The University of California has been called “the original practitioner of affirmative action” by many, who also note that today UC Berkeley and similar historical practitioners of affirmative action are hostile campuses for dissenting speech. Proposition 209 represented California’s propensity to strive for equality. In 2019, Asian Americans constituted 27.26% of UC applicants; 39.72% enrolled. Latino Americans represented 28.82% of applicants, with 25.45% enrolling. African Americans comprised 5.58% of applicants; 3.8% enrolled. UC bureaucrats contend practicing “benign” use of color to admit more African Americans and Latino Americans is justifiable. As former State Sen. and Congressman Campbell demonstrates, if you grant preference to some applicants because of their race, that limits others of different color or race. In 1996, African Americans constituted 3.7%; today they constitute 3.87% of UC students. Latino Americans were 13.4 in 1996; they’re now 25.45%. Asian Americans were 36.1% in 1996; they’re 39.72% now, while whites constituted 38.4% in 1996, and are only 19.29% currently. 

Proposition 209 achieved its state constitutional purpose. In 2014, the State Senate approved a measure to repeal Proposition 209. The Assembly did not pass the bill after Asian American parents organized spirited opposition – which they will do again – as they have at Harvard University, if ACA-5, motivated by Democratic Party two-thirds control of both Assembly and Senate, is passed. (Asian American Harvard students and parents sued that private institution in 2018 over racial discrimination in Harvard’s admissions practices, losing in the U.S. District Court in Boston and appealing to the U.S. Court of Appeals to secure a pending reversal of such decision.)

Remember that a majority statewide vote in November would still be required to eliminate Proposition 209 and institute reverse discrimination. ACA-5 may, because of the pandemic and aborted legislative session, reach the ballot this year. If it does, I hope Californians will join me in rejecting it. 

Amidst the pandemic, various politicians who forget history and human nature clamor for universal mail-in voting. As John Lott, Jr. reminded Wall Street Journal readers last month, “Absentee ballots remain the largest source of potential voter fraud.” That wasn’t President “Bone Spur” Trump commenting; it was the Commission on Federal Election Reform chaired by former President Jimmy Carter in 2005. American history reveals states required secret balloting commencing in 1880 and concluding only in 1950 because of America’s history of vote-buying! Lott and a University of Florida researcher discovered voter turnout decreased 8 to 12% after adoption of the secret ballot. 
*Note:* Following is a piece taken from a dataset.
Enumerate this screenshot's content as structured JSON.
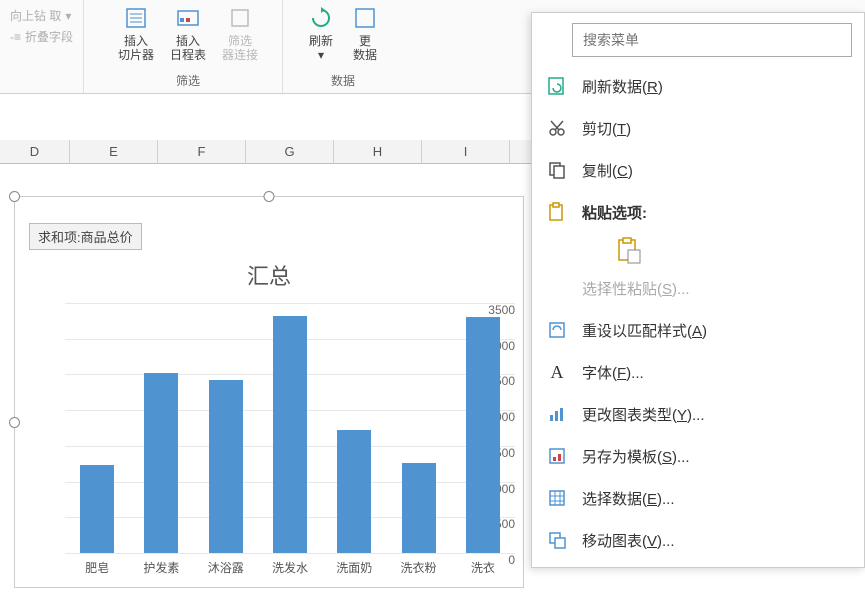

Carter’s commission noted: “Citizens who vote at home, at nursing homes, at the workplace, or in church are more susceptible to pressure, overt and subtle, or to intimidation. Vote-buying schemes are far more difficult to detect when citizens vote by mail.” 

In the 1997 Miami mayoral election, 36 persons were arrested for absentee ballot fraud. The election was nullified, reoccurred, and the prior result was reversed. In 2017, a Dallas city council election investigation revealed about 700 fraudulent mailed ballots signed by the same witness using a fake name. Norway and Mexico don’t ever allow absentee ballots for their residents. Don’t be fooled by efforts to reduce ballot probity. As Thomas Jefferson observed: “To compel a man to subsidize with his taxes, a propagation of ideas which he disbelieves and abhors, is sinful and tyrannical.”

Quentin Kopp is a former San Francisco supervisor, state senator, member of the SF Ethics Commission  and retired judge.